Load path and require vs. require_relative
After hours and hours looking on Google for “what is load path?” and “what is require?” and “require vs. require relative”, I finally had a Eureka moment this morning when Christoph explained it to me.
This blog post is a note to myself so I will always remember what load path is and why we should use require and not require relative.
- What is load path?
It looks like this on a ruby project:
$LOAD_PATH << File.expand_path(‘../../../lib’, __FILE__)
Load path is an array. An array where we store files paths.
We could translate “$LOAD_PATH << File.expand_path(‘../../../lib’, __FILE__)” into “starting from FILE, follow the path down ../../../lib, then return the absolute path of lib” (where your code is).

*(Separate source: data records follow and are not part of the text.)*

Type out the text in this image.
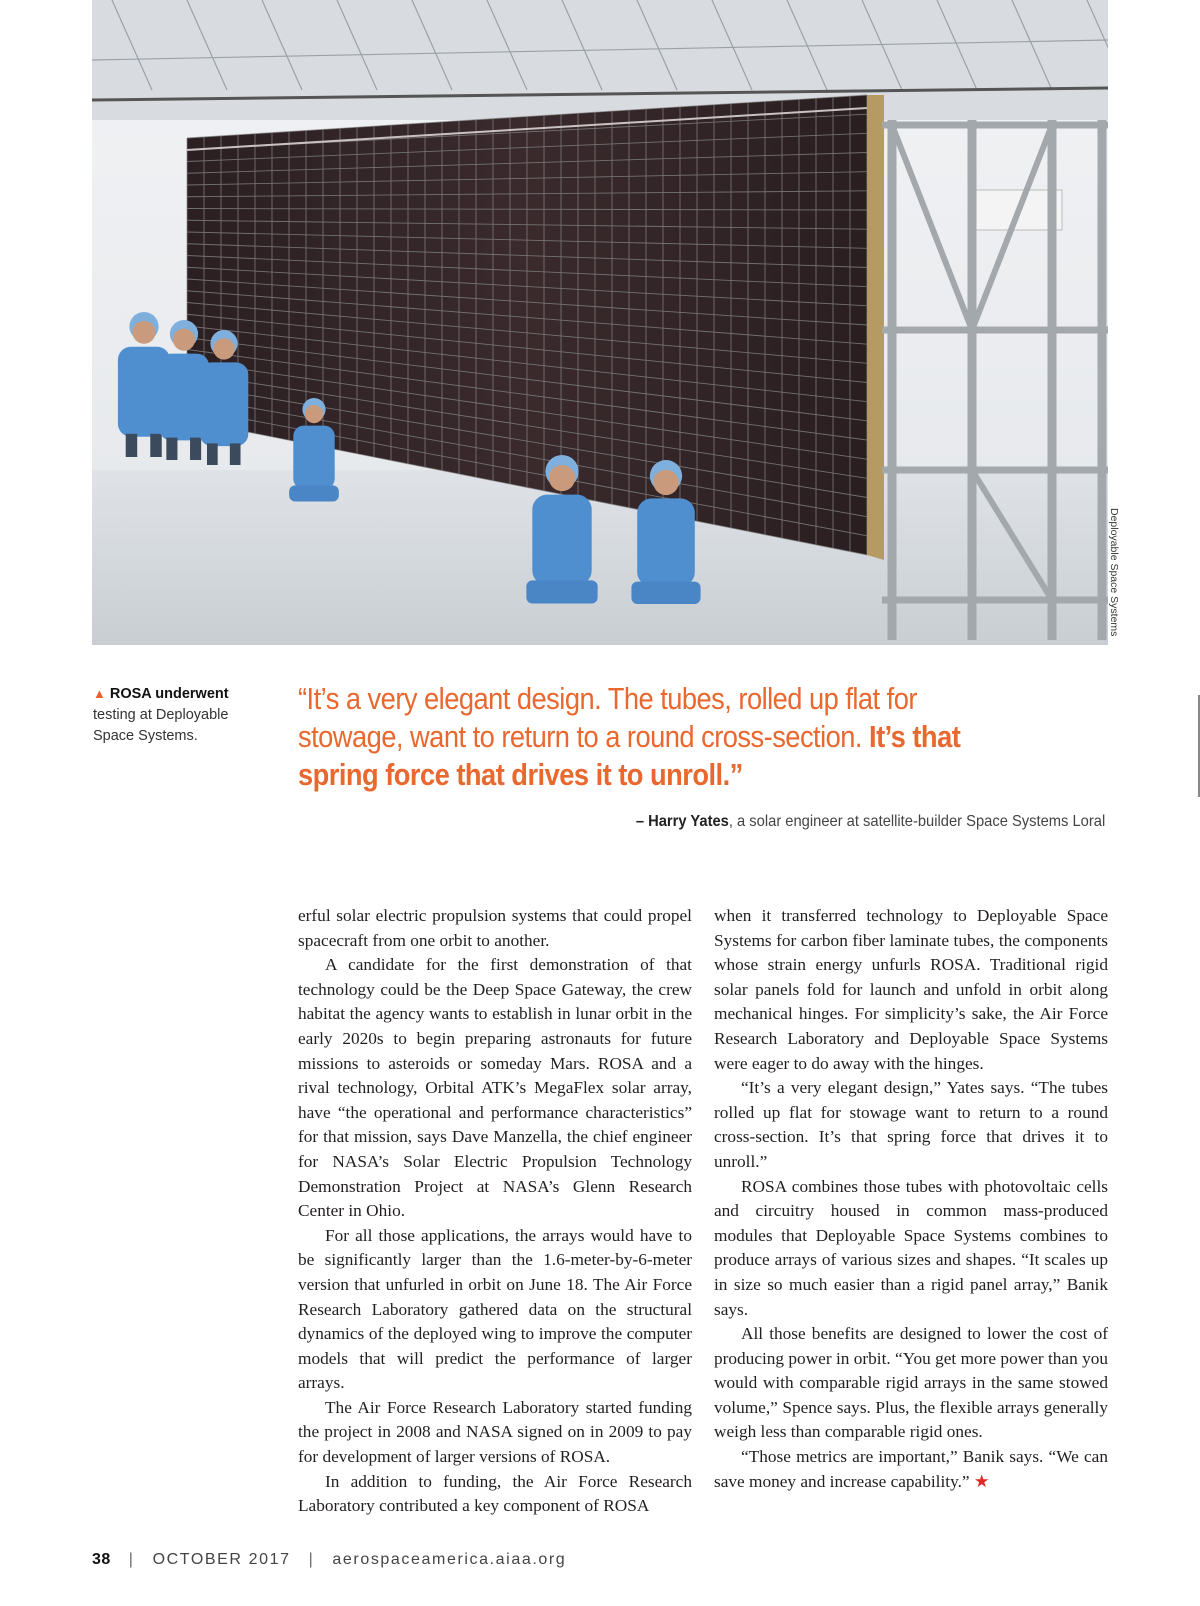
Deployable Space Systems
▲ ROSA underwent testing at Deployable Space Systems.
“It’s a very elegant design. The tubes, rolled up flat for stowage, want to return to a round cross-section. It’s that spring force that drives it to unroll.”
– Harry Yates, a solar engineer at satellite-builder Space Systems Loral

erful solar electric propulsion systems that could propel spacecraft from one orbit to another.

A candidate for the first demonstration of that technology could be the Deep Space Gateway, the crew habitat the agency wants to establish in lunar orbit in the early 2020s to begin preparing astronauts for future missions to asteroids or someday Mars. ROSA and a rival technology, Orbital ATK’s MegaFlex solar array, have “the operational and performance characteristics” for that mission, says Dave Manzella, the chief engineer for NASA’s Solar Electric Propulsion Technology Demonstration Project at NASA’s Glenn Research Center in Ohio.

For all those applications, the arrays would have to be significantly larger than the 1.6-meter-by-6-meter version that unfurled in orbit on June 18. The Air Force Research Laboratory gathered data on the structural dynamics of the deployed wing to improve the computer models that will predict the performance of larger arrays.

The Air Force Research Laboratory started funding the project in 2008 and NASA signed on in 2009 to pay for development of larger versions of ROSA.

In addition to funding, the Air Force Research Laboratory contributed a key component of ROSA

when it transferred technology to Deployable Space Systems for carbon fiber laminate tubes, the components whose strain energy unfurls ROSA. Traditional rigid solar panels fold for launch and unfold in orbit along mechanical hinges. For simplicity’s sake, the Air Force Research Laboratory and Deployable Space Systems were eager to do away with the hinges.

“It’s a very elegant design,” Yates says. “The tubes rolled up flat for stowage want to return to a round cross-section. It’s that spring force that drives it to unroll.”

ROSA combines those tubes with photovoltaic cells and circuitry housed in common mass-produced modules that Deployable Space Systems combines to produce arrays of various sizes and shapes. “It scales up in size so much easier than a rigid panel array,” Banik says.

All those benefits are designed to lower the cost of producing power in orbit. “You get more power than you would with comparable rigid arrays in the same stowed volume,” Spence says. Plus, the flexible arrays generally weigh less than comparable rigid ones.

“Those metrics are important,” Banik says. “We can save money and increase capability.” ★

38 | OCTOBER 2017 | aerospaceamerica.aiaa.org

In short: imagine load path like a bucket where all your files paths are.
When you are working on a project, you might need to get access to files and the code that is inside. How do you do that? By using require.
You only need to write “require + name of your file” and you are done!

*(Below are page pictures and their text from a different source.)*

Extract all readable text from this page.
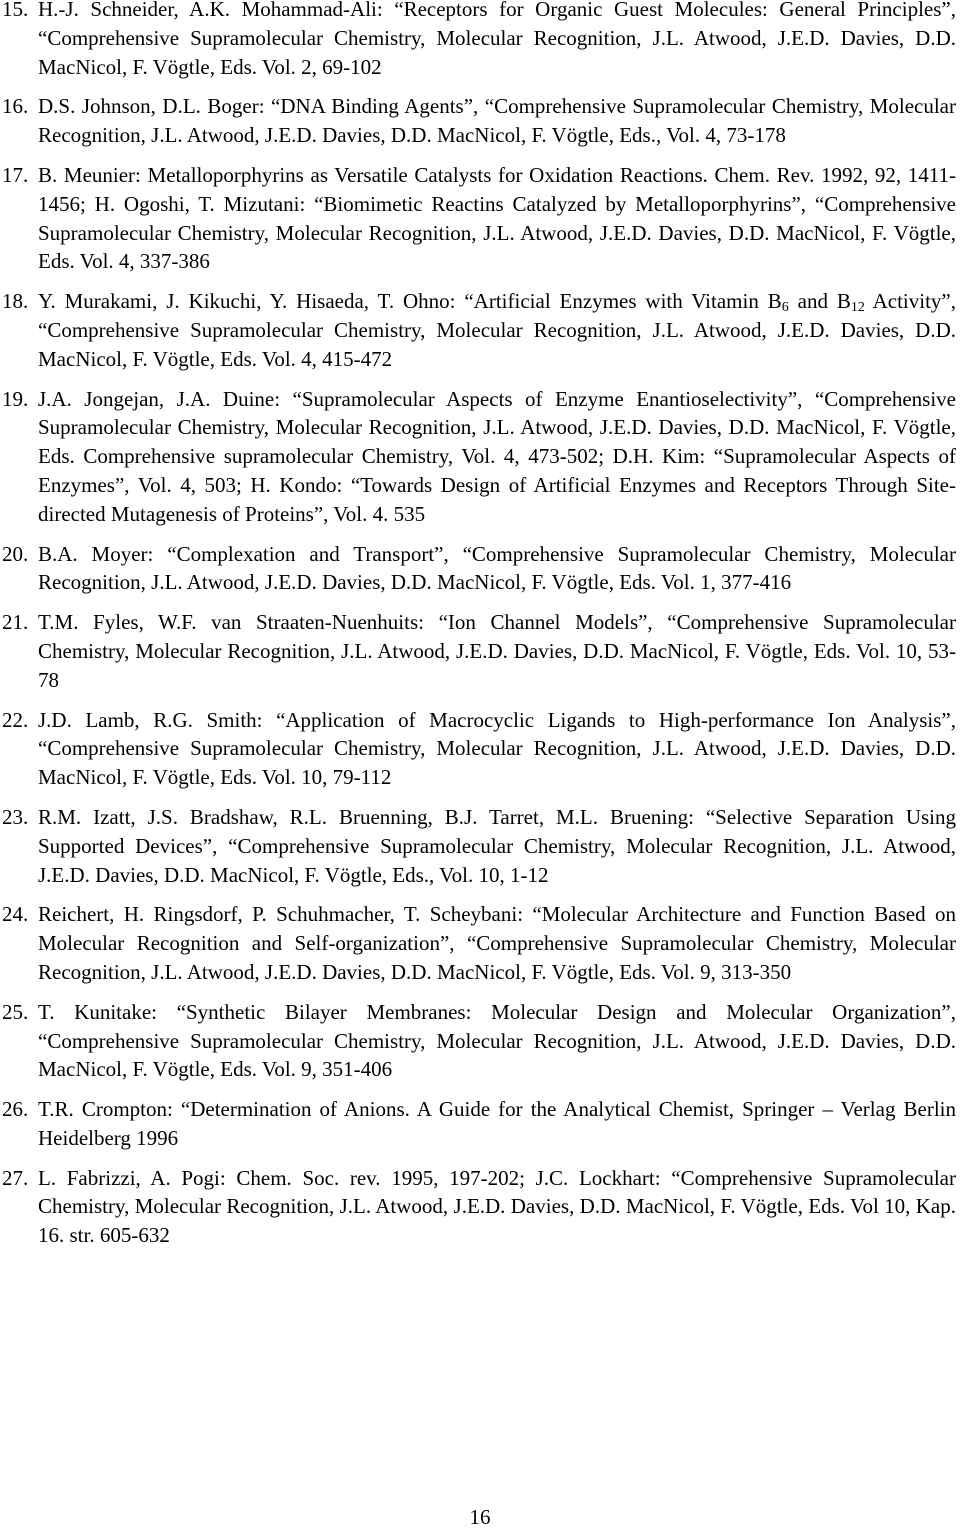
15. H.-J. Schneider, A.K. Mohammad-Ali: “Receptors for Organic Guest Molecules: General Principles”, “Comprehensive Supramolecular Chemistry, Molecular Recognition, J.L. Atwood, J.E.D. Davies, D.D. MacNicol, F. Vögtle, Eds. Vol. 2, 69-102
16. D.S. Johnson, D.L. Boger: “DNA Binding Agents”, “Comprehensive Supramolecular Chemistry, Molecular Recognition, J.L. Atwood, J.E.D. Davies, D.D. MacNicol, F. Vögtle, Eds., Vol. 4, 73-178
17. B. Meunier: Metalloporphyrins as Versatile Catalysts for Oxidation Reactions. Chem. Rev. 1992, 92, 1411-1456; H. Ogoshi, T. Mizutani: “Biomimetic Reactins Catalyzed by Metalloporphyrins”, “Comprehensive Supramolecular Chemistry, Molecular Recognition, J.L. Atwood, J.E.D. Davies, D.D. MacNicol, F. Vögtle, Eds. Vol. 4, 337-386
18. Y. Murakami, J. Kikuchi, Y. Hisaeda, T. Ohno: “Artificial Enzymes with Vitamin $B_6$ and $B_{12}$ Activity”, “Comprehensive Supramolecular Chemistry, Molecular Recognition, J.L. Atwood, J.E.D. Davies, D.D. MacNicol, F. Vögtle, Eds. Vol. 4, 415-472
19. J.A. Jongejan, J.A. Duine: “Supramolecular Aspects of Enzyme Enantioselectivity”, “Comprehensive Supramolecular Chemistry, Molecular Recognition, J.L. Atwood, J.E.D. Davies, D.D. MacNicol, F. Vögtle, Eds. Comprehensive supramolecular Chemistry, Vol. 4, 473-502; D.H. Kim: “Supramolecular Aspects of Enzymes”, Vol. 4, 503; H. Kondo: “Towards Design of Artificial Enzymes and Receptors Through Site-directed Mutagenesis of Proteins”, Vol. 4. 535
20. B.A. Moyer: “Complexation and Transport”, “Comprehensive Supramolecular Chemistry, Molecular Recognition, J.L. Atwood, J.E.D. Davies, D.D. MacNicol, F. Vögtle, Eds. Vol. 1, 377-416
21. T.M. Fyles, W.F. van Straaten-Nuenhuits: “Ion Channel Models”, “Comprehensive Supramolecular Chemistry, Molecular Recognition, J.L. Atwood, J.E.D. Davies, D.D. MacNicol, F. Vögtle, Eds. Vol. 10, 53-78
22. J.D. Lamb, R.G. Smith: “Application of Macrocyclic Ligands to High-performance Ion Analysis”, “Comprehensive Supramolecular Chemistry, Molecular Recognition, J.L. Atwood, J.E.D. Davies, D.D. MacNicol, F. Vögtle, Eds. Vol. 10, 79-112
23. R.M. Izatt, J.S. Bradshaw, R.L. Bruenning, B.J. Tarret, M.L. Bruening: “Selective Separation Using Supported Devices”, “Comprehensive Supramolecular Chemistry, Molecular Recognition, J.L. Atwood, J.E.D. Davies, D.D. MacNicol, F. Vögtle, Eds., Vol. 10, 1-12
24. Reichert, H. Ringsdorf, P. Schuhmacher, T. Scheybani: “Molecular Architecture and Function Based on Molecular Recognition and Self-organization”, “Comprehensive Supramolecular Chemistry, Molecular Recognition, J.L. Atwood, J.E.D. Davies, D.D. MacNicol, F. Vögtle, Eds. Vol. 9, 313-350
25. T. Kunitake: “Synthetic Bilayer Membranes: Molecular Design and Molecular Organization”, “Comprehensive Supramolecular Chemistry, Molecular Recognition, J.L. Atwood, J.E.D. Davies, D.D. MacNicol, F. Vögtle, Eds. Vol. 9, 351-406
26. T.R. Crompton: “Determination of Anions. A Guide for the Analytical Chemist, Springer – Verlag Berlin Heidelberg 1996
27. L. Fabrizzi, A. Pogi: Chem. Soc. rev. 1995, 197-202; J.C. Lockhart: “Comprehensive Supramolecular Chemistry, Molecular Recognition, J.L. Atwood, J.E.D. Davies, D.D. MacNicol, F. Vögtle, Eds. Vol 10, Kap. 16. str. 605-632
16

When you write “require + name of your file”, imagine you are making a call to load path, asking hey! Give me this file and the information inside and load path will do it.
Now you know what load path is, check; what require is, check; but what is this require_relative we see everywhere?
Well, from what I read you shouldn’t see it and use it.
Require is used to require a file, a file stored in load path. So far so good. But, when you use require_relative it is like asking to retrieve a file from a specific location and that is a bad practice. It is bad because you should require files that are in load path and not ask to retrieve files from a specific location. There are complicated explanations as to why specifically, we shouldn’t use require_relative but I leave those for later when I will work on a big ruby project and face this problem. Let’s stick to using require, it’s easier and above all, it makes sense.